Küchenchef Hagen Wagner tranchiert das Entrecôte am Tisch.

Foto: Andreas Endermann

Marcel Schiefer, ehemaliger Sternekoch, geht gerne neue Wege. So ist er mit seinem gutbürgerlichen Bruderhaus in Hamm erfolgreich. Doch das reichte ihm nicht. Er wollte wieder auf höherem Niveau kochen. Und das macht er jetzt mit seiner Küchencrew, die im S-Raum nicht nur kocht, sondern auch serviert.

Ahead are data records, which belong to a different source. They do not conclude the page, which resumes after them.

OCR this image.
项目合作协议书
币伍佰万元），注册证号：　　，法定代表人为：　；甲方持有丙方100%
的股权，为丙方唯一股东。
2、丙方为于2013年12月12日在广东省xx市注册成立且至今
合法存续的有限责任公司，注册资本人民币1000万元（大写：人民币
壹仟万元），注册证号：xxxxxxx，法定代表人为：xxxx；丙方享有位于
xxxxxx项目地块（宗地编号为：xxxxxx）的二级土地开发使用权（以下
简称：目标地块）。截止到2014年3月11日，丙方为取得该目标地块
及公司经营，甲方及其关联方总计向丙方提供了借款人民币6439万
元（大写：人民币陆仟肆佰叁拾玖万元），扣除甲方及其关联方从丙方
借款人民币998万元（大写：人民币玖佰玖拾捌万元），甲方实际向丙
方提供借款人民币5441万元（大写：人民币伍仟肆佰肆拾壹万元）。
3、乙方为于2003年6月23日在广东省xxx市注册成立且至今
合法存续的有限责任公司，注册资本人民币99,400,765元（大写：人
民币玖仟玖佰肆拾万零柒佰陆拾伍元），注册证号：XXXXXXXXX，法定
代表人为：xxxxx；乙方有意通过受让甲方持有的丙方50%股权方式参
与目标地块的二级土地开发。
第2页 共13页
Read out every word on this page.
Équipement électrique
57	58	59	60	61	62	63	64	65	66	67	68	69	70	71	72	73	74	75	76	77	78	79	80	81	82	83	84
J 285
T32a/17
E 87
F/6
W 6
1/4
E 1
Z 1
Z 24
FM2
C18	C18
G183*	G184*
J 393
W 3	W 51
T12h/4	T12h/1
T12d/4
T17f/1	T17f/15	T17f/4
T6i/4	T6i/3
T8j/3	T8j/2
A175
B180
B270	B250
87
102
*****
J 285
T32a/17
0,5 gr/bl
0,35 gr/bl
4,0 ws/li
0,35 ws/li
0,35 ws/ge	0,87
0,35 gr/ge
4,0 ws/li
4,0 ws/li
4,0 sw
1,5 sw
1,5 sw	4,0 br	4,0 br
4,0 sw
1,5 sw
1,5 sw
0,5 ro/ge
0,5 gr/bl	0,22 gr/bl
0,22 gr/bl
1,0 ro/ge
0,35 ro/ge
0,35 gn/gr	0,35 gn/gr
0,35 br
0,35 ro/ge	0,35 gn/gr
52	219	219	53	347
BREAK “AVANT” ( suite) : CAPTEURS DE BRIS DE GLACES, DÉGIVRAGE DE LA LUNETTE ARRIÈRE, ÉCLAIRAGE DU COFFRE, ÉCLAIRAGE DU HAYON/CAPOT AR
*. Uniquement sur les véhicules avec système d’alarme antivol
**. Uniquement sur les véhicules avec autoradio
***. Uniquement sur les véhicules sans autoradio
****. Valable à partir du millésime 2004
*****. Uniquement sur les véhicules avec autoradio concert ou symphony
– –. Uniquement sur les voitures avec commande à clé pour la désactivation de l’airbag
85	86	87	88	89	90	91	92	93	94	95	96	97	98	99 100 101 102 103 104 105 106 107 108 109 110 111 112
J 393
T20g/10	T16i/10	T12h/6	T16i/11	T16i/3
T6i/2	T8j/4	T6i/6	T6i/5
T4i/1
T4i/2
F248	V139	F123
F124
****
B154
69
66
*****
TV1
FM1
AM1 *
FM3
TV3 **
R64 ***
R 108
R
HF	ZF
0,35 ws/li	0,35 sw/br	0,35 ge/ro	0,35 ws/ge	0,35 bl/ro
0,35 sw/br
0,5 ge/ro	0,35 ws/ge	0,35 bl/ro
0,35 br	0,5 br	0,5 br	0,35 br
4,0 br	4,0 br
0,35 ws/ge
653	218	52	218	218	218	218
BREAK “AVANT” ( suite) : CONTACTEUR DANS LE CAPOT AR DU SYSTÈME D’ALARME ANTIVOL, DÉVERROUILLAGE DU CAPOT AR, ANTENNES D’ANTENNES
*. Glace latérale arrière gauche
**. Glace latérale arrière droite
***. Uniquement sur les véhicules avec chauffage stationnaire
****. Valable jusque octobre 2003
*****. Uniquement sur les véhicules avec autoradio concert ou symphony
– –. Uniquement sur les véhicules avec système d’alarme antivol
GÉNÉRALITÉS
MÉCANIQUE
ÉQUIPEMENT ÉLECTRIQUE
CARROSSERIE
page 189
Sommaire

Ein modern eingerichtetes Lokal im Industrial-Style, was zu dem ganzen Ambiente passt, bei dem jedes Detail durchdacht ist. S steht für Essen. Der Gast sollte, ob er nun an den normalen oder an den Hochtischen sitzt, auf jeden Fall Zeit mitbringen. Denn Schiefer und sein Team wollen mit dem Gast auf eine kulinarische Reise gehen. Die besteht aus neun Gängen (kleine Reise/99 Euro) oder zwölf (große Reise/129 Euro). Außerdem grüßt der Chef gerne aus der Küche, und das gleich mehrfach - beispielsweise mit einem Mini-Clubsandwich oder einem asiatisch gewürzten Stückchen vom Oktopus.

Im S-Raum gibt es keine Speisekarten, sondern nur einen Einkaufszettel. Darauf stehen erlesene Zutaten. Aber was draus wird? Der Gast muss sich überraschen lassen. Dieses Konzept kommt gut an - so gut, dass Schiefer nach einer Anlaufzeit im November und Dezember, als er nur am Wochenende geöffnet hatte, jetzt auch dienstags bis donnerstags öffnet.

Noch etwas hat sich seit der Test-Eröffnungsphase geändert. Neben den beiden Reisen gibt es auch Kurztrips: einzelne Gerichte - unter anderem ein 600-Gramm-Entrecôte (49 Euro pro Person mit vielen Beilagen), das am Tisch tranchiert wird.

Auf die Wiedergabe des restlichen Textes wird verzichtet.